Feminism, Philosophy

Complex Personhood

//2 March 2017

Complex Personhood is a term which aims to describe the fluidity and ever-changing properties of the multi-dimensional identities every person possesses; it is a term which effectively captures the intricacies of humans by acknowledging that there is more to each person than what is evident on the surface.  Coined by Avery Gordon in her 1997 novel, “Ghostly Matters,” this term encompasses the various possibilities, realities, and contradictions every person who has ever attempted to define themselves and their identity has faced. The term ‘Complex Personhood’ is applicable to anybody and everybody – as an abstract concept, it can be used instrumentally to help better understand and validate the deep nuances and contradictions of both personality, and identity in relation to larger structures, and human interaction.

To define Complex Personhood, dissecting the term word by word provides a deeper explanation to decipher why these exact words were chosen to construct this larger concept. According to The Oxford English Dictionary, the word personhood is defined as: “the quality or condition of being an individual person.” Note how personhood isn’t referring to merely one segmented, temporal state of being, like the words childhood or adulthood allude to. Rather, the word personhood includes potentially all temporal states of a person’s life. In the 1973 Roe v. Wade court case, Justice Blackmun uses the term personhood to emphasize the core argument driving the case, namely, at what point the temporal state of a person necessarily begins. Thus, personhood includes the potentially infinite temporality of a person’s identity – from, arguably, the time they are conceived, throughout their life, and even to the way they are remembered when they are gone.

The word complex is the powerful, underlying element which motivates Patricia William’s phrase, “life is complicated,” a phrase which Gordon uses as a basis for generating the term Complex Personhood. Complex is an adjective defined as: “consisting of many different and connected parts, not easy to analyze or understand; complicated or intricate.” However, the word complex has an additional definition with a meaning influential and instrumental to the theme of Gordon’s novel, “Ghostly Matters,” where the term Complex Personhood was first introduced. Undeniably, “vocabulary is a social practice of producing knowledge” (Gordon, 8), so considering the different uses of a word provides deeper context on how this word informs an entire linguistic culture.

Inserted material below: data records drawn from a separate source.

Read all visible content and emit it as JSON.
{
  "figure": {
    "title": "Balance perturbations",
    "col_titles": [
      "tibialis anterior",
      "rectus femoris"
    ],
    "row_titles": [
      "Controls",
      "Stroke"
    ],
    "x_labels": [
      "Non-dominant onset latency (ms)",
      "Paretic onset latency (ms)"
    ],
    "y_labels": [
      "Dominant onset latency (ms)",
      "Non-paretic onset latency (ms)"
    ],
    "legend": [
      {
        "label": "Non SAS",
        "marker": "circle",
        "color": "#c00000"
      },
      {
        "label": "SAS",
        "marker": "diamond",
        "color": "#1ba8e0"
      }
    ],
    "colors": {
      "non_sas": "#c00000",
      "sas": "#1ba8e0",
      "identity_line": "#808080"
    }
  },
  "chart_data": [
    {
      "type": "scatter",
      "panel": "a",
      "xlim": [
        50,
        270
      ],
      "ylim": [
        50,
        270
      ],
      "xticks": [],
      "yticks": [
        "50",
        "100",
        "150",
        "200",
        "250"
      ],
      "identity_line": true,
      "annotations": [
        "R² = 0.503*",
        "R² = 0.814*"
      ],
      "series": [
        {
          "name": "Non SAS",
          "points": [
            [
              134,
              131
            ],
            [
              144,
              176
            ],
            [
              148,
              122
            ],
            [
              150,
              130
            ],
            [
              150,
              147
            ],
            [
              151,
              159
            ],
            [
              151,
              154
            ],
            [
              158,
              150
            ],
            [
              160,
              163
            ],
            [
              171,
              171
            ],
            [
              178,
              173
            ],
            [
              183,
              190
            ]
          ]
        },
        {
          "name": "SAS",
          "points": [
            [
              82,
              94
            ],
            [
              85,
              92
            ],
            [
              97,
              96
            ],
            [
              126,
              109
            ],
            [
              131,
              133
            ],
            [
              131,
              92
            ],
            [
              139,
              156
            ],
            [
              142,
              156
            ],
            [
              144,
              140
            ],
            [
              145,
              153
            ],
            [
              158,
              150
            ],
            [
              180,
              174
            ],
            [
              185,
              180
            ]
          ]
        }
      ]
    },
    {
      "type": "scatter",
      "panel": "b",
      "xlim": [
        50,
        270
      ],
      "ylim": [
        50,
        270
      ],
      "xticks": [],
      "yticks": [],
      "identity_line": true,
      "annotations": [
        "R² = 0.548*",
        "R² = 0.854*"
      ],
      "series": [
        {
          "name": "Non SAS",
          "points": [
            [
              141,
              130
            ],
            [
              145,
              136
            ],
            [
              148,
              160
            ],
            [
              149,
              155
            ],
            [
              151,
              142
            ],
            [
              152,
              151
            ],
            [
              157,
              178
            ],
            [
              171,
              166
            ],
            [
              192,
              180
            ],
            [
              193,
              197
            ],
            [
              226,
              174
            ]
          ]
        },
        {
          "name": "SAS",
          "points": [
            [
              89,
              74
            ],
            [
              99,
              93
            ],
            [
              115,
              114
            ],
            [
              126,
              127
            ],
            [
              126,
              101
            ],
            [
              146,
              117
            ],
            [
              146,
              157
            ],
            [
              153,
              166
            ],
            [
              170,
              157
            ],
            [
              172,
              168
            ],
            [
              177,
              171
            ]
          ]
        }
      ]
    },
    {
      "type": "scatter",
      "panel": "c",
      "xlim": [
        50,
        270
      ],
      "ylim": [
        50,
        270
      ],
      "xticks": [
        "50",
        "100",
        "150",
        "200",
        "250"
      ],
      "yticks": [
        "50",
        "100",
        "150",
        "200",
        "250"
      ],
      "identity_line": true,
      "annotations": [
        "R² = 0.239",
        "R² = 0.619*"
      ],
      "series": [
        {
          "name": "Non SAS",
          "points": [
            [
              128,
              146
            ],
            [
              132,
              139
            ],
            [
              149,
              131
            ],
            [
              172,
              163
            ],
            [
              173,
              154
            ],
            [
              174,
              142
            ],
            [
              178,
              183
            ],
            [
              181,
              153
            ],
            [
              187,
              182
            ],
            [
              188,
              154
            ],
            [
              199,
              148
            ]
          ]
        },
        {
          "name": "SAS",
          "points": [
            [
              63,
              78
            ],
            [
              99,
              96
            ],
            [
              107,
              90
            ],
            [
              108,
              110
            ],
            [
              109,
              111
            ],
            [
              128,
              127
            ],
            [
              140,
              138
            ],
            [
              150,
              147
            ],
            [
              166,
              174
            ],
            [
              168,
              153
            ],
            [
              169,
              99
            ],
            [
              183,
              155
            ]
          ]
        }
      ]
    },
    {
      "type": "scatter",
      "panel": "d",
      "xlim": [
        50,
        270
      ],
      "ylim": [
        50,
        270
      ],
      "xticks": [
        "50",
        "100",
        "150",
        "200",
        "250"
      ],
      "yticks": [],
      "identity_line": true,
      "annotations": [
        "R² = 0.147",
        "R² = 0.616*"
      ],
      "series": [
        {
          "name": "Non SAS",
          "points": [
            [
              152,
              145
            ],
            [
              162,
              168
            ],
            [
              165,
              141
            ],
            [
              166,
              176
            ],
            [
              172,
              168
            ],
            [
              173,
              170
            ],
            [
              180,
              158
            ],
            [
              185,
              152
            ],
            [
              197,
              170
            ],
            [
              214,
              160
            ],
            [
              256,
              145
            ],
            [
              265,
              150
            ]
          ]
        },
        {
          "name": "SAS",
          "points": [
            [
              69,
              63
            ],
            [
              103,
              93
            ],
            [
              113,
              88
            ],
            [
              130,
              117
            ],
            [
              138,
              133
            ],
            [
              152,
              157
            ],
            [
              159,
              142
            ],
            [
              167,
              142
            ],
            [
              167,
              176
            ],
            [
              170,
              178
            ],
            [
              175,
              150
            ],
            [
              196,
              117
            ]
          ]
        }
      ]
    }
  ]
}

The second definition of the word complex, which I posit is an extremely useful lens to consider the term, lies in the realm of mathematics, and refers to a certain set of numbers – the complex numbers –  with the property that each number of the set is comprised of two parts: one real, and one imaginary.

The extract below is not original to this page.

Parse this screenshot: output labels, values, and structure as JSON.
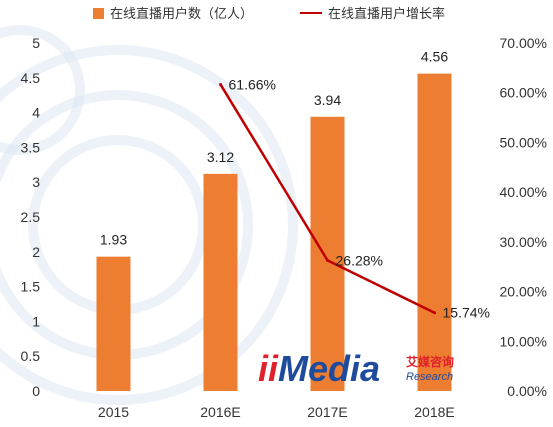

Observing the characteristics of complex numbers as a set, and how the numbers interact with each other provides a deeper understanding and contextualization of how this mathematical definition is so pertinent to Avery Gordon’s idea of Complex Personhood. Taken as a set, the complex numbers are well-ordered; or in other words, for any two numbers, one is always smaller than the other, or else they are equal. This is property of complex numbers has an interesting observable analogue in society – people have been historically ordered by higher structures of power with respect to how their identities are perceived and valued in their respective cultures. An example of this ordering is easily observed when considering the societally structured scale between masculinity and femininity, and the different privileges and disadvantages assigned to certain bodies identified along this scale.

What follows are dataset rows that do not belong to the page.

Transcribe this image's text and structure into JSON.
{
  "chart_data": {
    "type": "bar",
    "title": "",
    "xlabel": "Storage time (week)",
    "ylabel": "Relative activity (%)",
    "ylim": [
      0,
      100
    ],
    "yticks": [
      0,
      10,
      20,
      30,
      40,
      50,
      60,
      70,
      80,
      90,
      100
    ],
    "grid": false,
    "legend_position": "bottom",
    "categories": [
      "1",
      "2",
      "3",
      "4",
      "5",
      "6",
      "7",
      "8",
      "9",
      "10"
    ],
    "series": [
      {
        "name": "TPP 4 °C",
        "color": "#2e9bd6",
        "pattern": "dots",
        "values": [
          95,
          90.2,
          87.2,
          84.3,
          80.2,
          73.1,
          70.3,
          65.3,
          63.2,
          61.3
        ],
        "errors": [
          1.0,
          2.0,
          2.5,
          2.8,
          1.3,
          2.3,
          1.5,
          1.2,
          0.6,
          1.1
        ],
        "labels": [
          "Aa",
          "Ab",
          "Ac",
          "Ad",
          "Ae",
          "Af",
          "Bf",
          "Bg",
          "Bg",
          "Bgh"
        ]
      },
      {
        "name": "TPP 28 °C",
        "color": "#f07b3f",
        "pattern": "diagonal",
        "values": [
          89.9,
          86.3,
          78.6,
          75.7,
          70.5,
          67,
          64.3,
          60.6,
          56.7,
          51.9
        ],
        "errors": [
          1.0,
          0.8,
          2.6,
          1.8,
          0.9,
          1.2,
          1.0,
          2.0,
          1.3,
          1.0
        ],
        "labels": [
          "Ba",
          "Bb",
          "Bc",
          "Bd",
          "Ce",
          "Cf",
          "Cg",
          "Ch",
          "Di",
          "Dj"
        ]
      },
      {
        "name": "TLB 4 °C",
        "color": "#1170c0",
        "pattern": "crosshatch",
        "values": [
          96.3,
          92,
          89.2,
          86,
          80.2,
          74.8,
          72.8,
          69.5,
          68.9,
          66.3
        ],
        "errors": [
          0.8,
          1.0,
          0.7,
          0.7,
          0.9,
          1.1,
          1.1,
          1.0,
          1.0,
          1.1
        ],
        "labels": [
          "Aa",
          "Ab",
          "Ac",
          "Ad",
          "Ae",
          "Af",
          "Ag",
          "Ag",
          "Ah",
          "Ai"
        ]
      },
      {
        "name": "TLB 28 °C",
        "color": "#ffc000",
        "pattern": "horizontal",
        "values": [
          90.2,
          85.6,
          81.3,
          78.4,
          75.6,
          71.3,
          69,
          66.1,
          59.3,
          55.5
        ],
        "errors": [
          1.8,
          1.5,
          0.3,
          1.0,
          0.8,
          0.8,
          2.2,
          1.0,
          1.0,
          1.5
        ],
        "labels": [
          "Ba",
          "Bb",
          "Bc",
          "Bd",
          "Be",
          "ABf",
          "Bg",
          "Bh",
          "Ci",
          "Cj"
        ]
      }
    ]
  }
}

However, the aspect I find most pertinent and interesting is how the properties of complex numbers fail to meet the criterion of being an ordered field.  When two positive complex numbers are multiplied together, due to how their imaginary components react, their product can be negative, which violates one of the axioms of being an ordered field. Analogously, when the hidden, ghostly, properties that transcend what others can necessarily empirically observe interact with the ghostly properties of others, the results often violate what is generally expected or tolerated in society. What isn’t perceived by others can affect us through our interaction with the world just as much as what is perceived can. Further, consider how larger structures of power aim to assign us values, and control our actions by limiting what we are able to do. Complex numbers violate these rules required by the axioms of an ordered field, just as complex people violate what is expected of them.

Complex Personhood is an important concept in the context of feminine discourse for these reasons; the term is constructed from two powerful, intricate, deep words whose individual meanings span across multiple fields within academia, yet can be tied back to struggles of power in the societal ordering of gender and other identities. Additionally, complex personhood provides a pathway to understand that no layer of a person’s multiple, intersecting identities fits nicely into a definable, closed box. Because people are complex, they naturally and perpetually defy the unnatural and oversimplified assumptions that stereotypical identities try to impose on them, assumptions which don’t allow or expect any deviations from the societally imposed norms associated with certain identities.

Works Cited

Gordon, Avery. “Her Shape in His Hand.” Ghostly Matters: Haunting and the Sociological Imagination. Minneapolis: U of Minnesota, 2011. N. pag. Print.

“Roe v. Wade.” Wikipedia. Wikimedia Foundation, 27 Feb. 2017. Web. 03 Mar. 2017.

Rudin, Walter. Principles of Mathematical Analysis. New Delhi: McGraw-Hill Education (India) Private Limited, 2013. Print.

Weiner, E. S. C., and J. A. Simpson. The Oxford English Dictionary. Oxford: Clarendon, 1989. Print.